Tbh…I doubt many of the so called journalists there would even know who Assange is.
@ Rosemary and Adrian, RNZ are the husk of their former self,but if they put it down what will be left,Radio with pictures" don't get me wrong, I love alt music our own is dear too my heart,but we must fight back,,,I also need top quality news,can we not send Lisa what ever here name is back to TV.It's bad enough all the recons here (TS)let alone on our national broadcaster.
edit "Owens
Chapman seems to have lost what small ability he had to form coherent sentences.
"dropped on his head after the bicycle crash" I haven't noticed any change,hes always been bad,He did so much better in a pub scene.
87.2% first vaccination from eligible population.
C'mon team.
third day in a row with double figure community cases instead of triple?
Better than I expected, I have to admit.
On a downward trend.
Diatribe from Jon Entine, founding executive director of the Genetic Literacy Project, and Patrick Whittle, a New Zealand-based freelance writer with a particular interest in the social and political implications of biological science, and a PhD in philosophy:
And there's plenty more where that came from: https://quillette.com/2021/10/21/vaccine-rejectionism-and-the-left/
25 Covid deaths in Melbourne/Victoria in past 24 hours. (28 Covid deaths in NZ in 18 months).
"Living with Covid" … the oxymoron of our time.
Name for all hospitalised and unvaccinated with COVID: oxymoron
I understand some anti-vaxers have been claiming only the vaccinated get covid, what I didn't expect was you would with them.
They should google antivaxer who have died!!!
I thought that if the world was going to end we were meant to lie down or put a paper bag over our head or something. – Bar patron
If you like, yes – Ford Prefect
Thats what they told us in the army – Bar Patron
Will that help? – Barman
No said Ford, and gave him a friendly smile.
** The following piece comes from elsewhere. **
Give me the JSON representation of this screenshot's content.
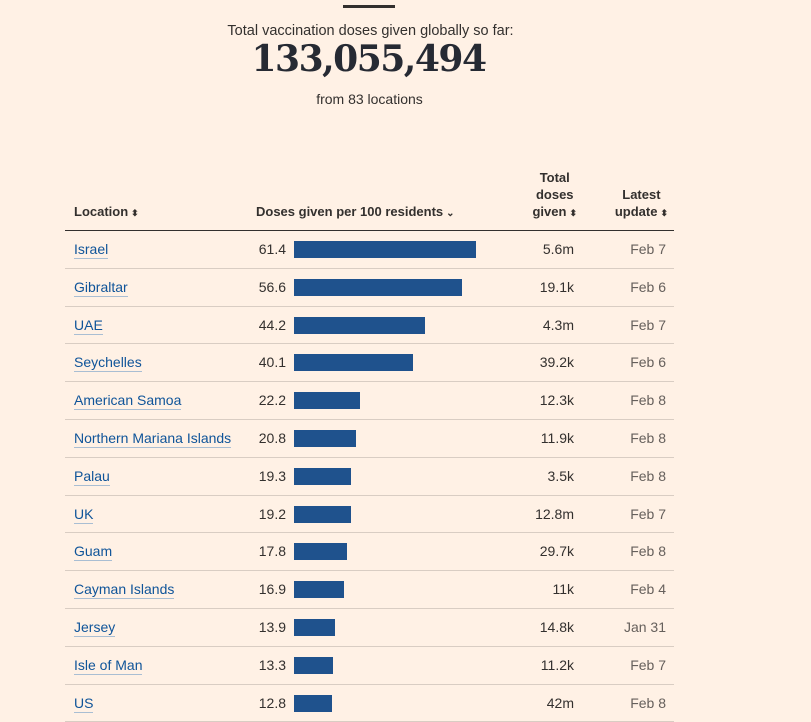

As written by Douglas Adams.
I meant to say, would agree with them.
We will probably get to 25-30 deaths per month once we reach the peak and it stabilizes unless we have a massive outbreak in Auckland.
If anyone wants to see what the first wave of a deliberate financial earthquake looks like, here it is:
This is the Chinese Central national Development and Reform Commission saying: Evergrande was the start, and now we expect foreign companies to pay their debt back. All of it:
the foreign investment division of the national development and reform commission and the capital department of the foreign exchange administration held a symposium on the external debt of some key industries (ndrc.gov.cn)
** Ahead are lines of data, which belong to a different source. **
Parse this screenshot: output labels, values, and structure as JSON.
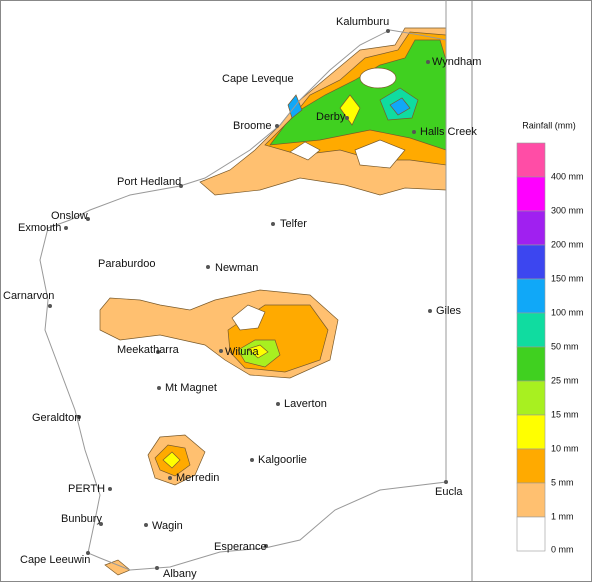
{
  "towns": [
    "Kalumburu",
    "Wyndham",
    "Cape Leveque",
    "Derby",
    "Broome",
    "Halls Creek",
    "Port Hedland",
    "Onslow",
    "Exmouth",
    "Telfer",
    "Paraburdoo",
    "Newman",
    "Carnarvon",
    "Giles",
    "Meekatharra",
    "Wiluna",
    "Mt Magnet",
    "Laverton",
    "Geraldton",
    "Kalgoorlie",
    "Merredin",
    "Eucla",
    "PERTH",
    "Bunbury",
    "Wagin",
    "Esperance",
    "Cape Leeuwin",
    "Albany"
  ],
  "legend": {
    "title": "Rainfall (mm)",
    "items": [
      {
        "label": "400 mm",
        "color": "#ff4da6"
      },
      {
        "label": "300 mm",
        "color": "#ff00ff"
      },
      {
        "label": "200 mm",
        "color": "#a020f0"
      },
      {
        "label": "150 mm",
        "color": "#3c46f0"
      },
      {
        "label": "100 mm",
        "color": "#10a8f8"
      },
      {
        "label": "50 mm",
        "color": "#10dca0"
      },
      {
        "label": "25 mm",
        "color": "#40d020"
      },
      {
        "label": "15 mm",
        "color": "#a8f020"
      },
      {
        "label": "10 mm",
        "color": "#ffff00"
      },
      {
        "label": "5 mm",
        "color": "#ffaa00"
      },
      {
        "label": "1 mm",
        "color": "#ffc070"
      },
      {
        "label": "0 mm",
        "color": "#ffffff"
      }
    ]
  }
}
"…enterprises will continue to meet the needs of reasonable and compliant external debt replacement and repayment in such areas as foreign debt filing and registration and capital exit, and at the same time require enterprises to continuously optimize the structure of foreign debt, use foreign debt to raise funds in strict accordance with the approved use, consciously abide by financial discipline and market rules, proactively prepare for the payment of foreign bonds, and jointly safeguard the credibility of enterprises and the overall market order."
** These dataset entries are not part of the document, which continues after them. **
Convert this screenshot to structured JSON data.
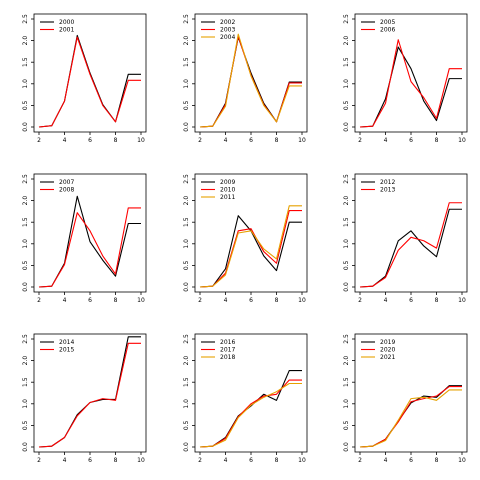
{
  "chart_data": [
    {
      "type": "line",
      "panel": 1,
      "x": [
        2,
        3,
        4,
        5,
        6,
        7,
        8,
        9,
        10
      ],
      "xlim": [
        2,
        10
      ],
      "ylim": [
        0,
        2.5
      ],
      "xticks": [
        "2",
        "4",
        "6",
        "8",
        "10"
      ],
      "yticks": [
        "0.0",
        "0.5",
        "1.0",
        "1.5",
        "2.0",
        "2.5"
      ],
      "legend": "top-left",
      "series": [
        {
          "name": "2000",
          "color": "#000000",
          "values": [
            0,
            0.03,
            0.6,
            2.12,
            1.25,
            0.52,
            0.12,
            1.22,
            1.22
          ]
        },
        {
          "name": "2001",
          "color": "#ff0000",
          "values": [
            0,
            0.03,
            0.6,
            2.08,
            1.22,
            0.5,
            0.12,
            1.08,
            1.08
          ]
        }
      ]
    },
    {
      "type": "line",
      "panel": 2,
      "x": [
        2,
        3,
        4,
        5,
        6,
        7,
        8,
        9,
        10
      ],
      "xlim": [
        2,
        10
      ],
      "ylim": [
        0,
        2.5
      ],
      "xticks": [
        "2",
        "4",
        "6",
        "8",
        "10"
      ],
      "yticks": [
        "0.0",
        "0.5",
        "1.0",
        "1.5",
        "2.0",
        "2.5"
      ],
      "legend": "top-left",
      "series": [
        {
          "name": "2002",
          "color": "#000000",
          "values": [
            0,
            0.02,
            0.55,
            2.08,
            1.25,
            0.55,
            0.12,
            1.04,
            1.04
          ]
        },
        {
          "name": "2003",
          "color": "#ff0000",
          "values": [
            0,
            0.02,
            0.52,
            2.1,
            1.2,
            0.52,
            0.12,
            1.02,
            1.02
          ]
        },
        {
          "name": "2004",
          "color": "#e6a100",
          "values": [
            0,
            0.02,
            0.48,
            2.15,
            1.18,
            0.5,
            0.12,
            0.95,
            0.95
          ]
        }
      ]
    },
    {
      "type": "line",
      "panel": 3,
      "x": [
        2,
        3,
        4,
        5,
        6,
        7,
        8,
        9,
        10
      ],
      "xlim": [
        2,
        10
      ],
      "ylim": [
        0,
        2.5
      ],
      "xticks": [
        "2",
        "4",
        "6",
        "8",
        "10"
      ],
      "yticks": [
        "0.0",
        "0.5",
        "1.0",
        "1.5",
        "2.0",
        "2.5"
      ],
      "legend": "top-left",
      "series": [
        {
          "name": "2005",
          "color": "#000000",
          "values": [
            0,
            0.02,
            0.65,
            1.85,
            1.35,
            0.6,
            0.15,
            1.12,
            1.12
          ]
        },
        {
          "name": "2006",
          "color": "#ff0000",
          "values": [
            0,
            0.02,
            0.55,
            2.02,
            1.05,
            0.68,
            0.2,
            1.35,
            1.35
          ]
        }
      ]
    },
    {
      "type": "line",
      "panel": 4,
      "x": [
        2,
        3,
        4,
        5,
        6,
        7,
        8,
        9,
        10
      ],
      "xlim": [
        2,
        10
      ],
      "ylim": [
        0,
        2.5
      ],
      "xticks": [
        "2",
        "4",
        "6",
        "8",
        "10"
      ],
      "yticks": [
        "0.0",
        "0.5",
        "1.0",
        "1.5",
        "2.0",
        "2.5"
      ],
      "legend": "top-left",
      "series": [
        {
          "name": "2007",
          "color": "#000000",
          "values": [
            0,
            0.02,
            0.55,
            2.1,
            1.05,
            0.62,
            0.25,
            1.47,
            1.47
          ]
        },
        {
          "name": "2008",
          "color": "#ff0000",
          "values": [
            0,
            0.02,
            0.52,
            1.72,
            1.3,
            0.72,
            0.3,
            1.83,
            1.83
          ]
        }
      ]
    },
    {
      "type": "line",
      "panel": 5,
      "x": [
        2,
        3,
        4,
        5,
        6,
        7,
        8,
        9,
        10
      ],
      "xlim": [
        2,
        10
      ],
      "ylim": [
        0,
        2.5
      ],
      "xticks": [
        "2",
        "4",
        "6",
        "8",
        "10"
      ],
      "yticks": [
        "0.0",
        "0.5",
        "1.0",
        "1.5",
        "2.0",
        "2.5"
      ],
      "legend": "top-left",
      "series": [
        {
          "name": "2009",
          "color": "#000000",
          "values": [
            0,
            0.02,
            0.42,
            1.65,
            1.3,
            0.72,
            0.38,
            1.5,
            1.5
          ]
        },
        {
          "name": "2010",
          "color": "#ff0000",
          "values": [
            0,
            0.02,
            0.32,
            1.3,
            1.35,
            0.82,
            0.55,
            1.77,
            1.77
          ]
        },
        {
          "name": "2011",
          "color": "#e6a100",
          "values": [
            0,
            0.02,
            0.28,
            1.25,
            1.3,
            0.88,
            0.65,
            1.88,
            1.88
          ]
        }
      ]
    },
    {
      "type": "line",
      "panel": 6,
      "x": [
        2,
        3,
        4,
        5,
        6,
        7,
        8,
        9,
        10
      ],
      "xlim": [
        2,
        10
      ],
      "ylim": [
        0,
        2.5
      ],
      "xticks": [
        "2",
        "4",
        "6",
        "8",
        "10"
      ],
      "yticks": [
        "0.0",
        "0.5",
        "1.0",
        "1.5",
        "2.0",
        "2.5"
      ],
      "legend": "top-left",
      "series": [
        {
          "name": "2012",
          "color": "#000000",
          "values": [
            0,
            0.02,
            0.25,
            1.07,
            1.3,
            0.95,
            0.7,
            1.8,
            1.8
          ]
        },
        {
          "name": "2013",
          "color": "#ff0000",
          "values": [
            0,
            0.02,
            0.22,
            0.85,
            1.15,
            1.07,
            0.9,
            1.95,
            1.95
          ]
        }
      ]
    },
    {
      "type": "line",
      "panel": 7,
      "x": [
        2,
        3,
        4,
        5,
        6,
        7,
        8,
        9,
        10
      ],
      "xlim": [
        2,
        10
      ],
      "ylim": [
        0,
        2.5
      ],
      "xticks": [
        "2",
        "4",
        "6",
        "8",
        "10"
      ],
      "yticks": [
        "0.0",
        "0.5",
        "1.0",
        "1.5",
        "2.0",
        "2.5"
      ],
      "legend": "top-left",
      "series": [
        {
          "name": "2014",
          "color": "#000000",
          "values": [
            0,
            0.02,
            0.22,
            0.75,
            1.03,
            1.1,
            1.1,
            2.55,
            2.55
          ]
        },
        {
          "name": "2015",
          "color": "#ff0000",
          "values": [
            0,
            0.02,
            0.22,
            0.72,
            1.03,
            1.12,
            1.08,
            2.4,
            2.4
          ]
        }
      ]
    },
    {
      "type": "line",
      "panel": 8,
      "x": [
        2,
        3,
        4,
        5,
        6,
        7,
        8,
        9,
        10
      ],
      "xlim": [
        2,
        10
      ],
      "ylim": [
        0,
        2.5
      ],
      "xticks": [
        "2",
        "4",
        "6",
        "8",
        "10"
      ],
      "yticks": [
        "0.0",
        "0.5",
        "1.0",
        "1.5",
        "2.0",
        "2.5"
      ],
      "legend": "top-left",
      "series": [
        {
          "name": "2016",
          "color": "#000000",
          "values": [
            0,
            0.02,
            0.22,
            0.72,
            0.95,
            1.22,
            1.08,
            1.77,
            1.77
          ]
        },
        {
          "name": "2017",
          "color": "#ff0000",
          "values": [
            0,
            0.02,
            0.2,
            0.7,
            1.0,
            1.18,
            1.22,
            1.55,
            1.55
          ]
        },
        {
          "name": "2018",
          "color": "#e6a100",
          "values": [
            0,
            0.02,
            0.16,
            0.68,
            0.97,
            1.15,
            1.28,
            1.47,
            1.47
          ]
        }
      ]
    },
    {
      "type": "line",
      "panel": 9,
      "x": [
        2,
        3,
        4,
        5,
        6,
        7,
        8,
        9,
        10
      ],
      "xlim": [
        2,
        10
      ],
      "ylim": [
        0,
        2.5
      ],
      "xticks": [
        "2",
        "4",
        "6",
        "8",
        "10"
      ],
      "yticks": [
        "0.0",
        "0.5",
        "1.0",
        "1.5",
        "2.0",
        "2.5"
      ],
      "legend": "top-left",
      "series": [
        {
          "name": "2019",
          "color": "#000000",
          "values": [
            0,
            0.02,
            0.18,
            0.6,
            1.02,
            1.18,
            1.15,
            1.42,
            1.42
          ]
        },
        {
          "name": "2020",
          "color": "#ff0000",
          "values": [
            0,
            0.02,
            0.18,
            0.58,
            1.05,
            1.12,
            1.18,
            1.4,
            1.4
          ]
        },
        {
          "name": "2021",
          "color": "#e6a100",
          "values": [
            0,
            0.02,
            0.15,
            0.62,
            1.12,
            1.15,
            1.08,
            1.32,
            1.32
          ]
        }
      ]
    }
  ]
}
That's a banking shockwave coming.
What does that mean to little old bw and his kiwisaver(his only hope of a decent old age), on growth
KiwiSaver may well become a convenient source of credit for Debt repayment as it is one of the larger sources of nominal wealth that can be shuffled from the Credit side of savings to "balance the books". There is not much else locally available.
For some reason I can't open your link, so apologies if this repetition.
"Although Evergrande has emerged as the symbol of the debt-laden structure with liabilities of $300bn at home and abroad, the Chinese property sector as a whole owes an estimated $5 trillion, according to analysts at Nomura. That is one-third of the country’s entire GDP and roughly equivalent to the whole output of the Japanese economy, the world’s third largest.."
It's scary stuff.
Fun times for the World Banking Industries better get stuck into Bitcoin and cryptocurrencies.
Bitcoin's going to ensure we never have adequate affordable electricity.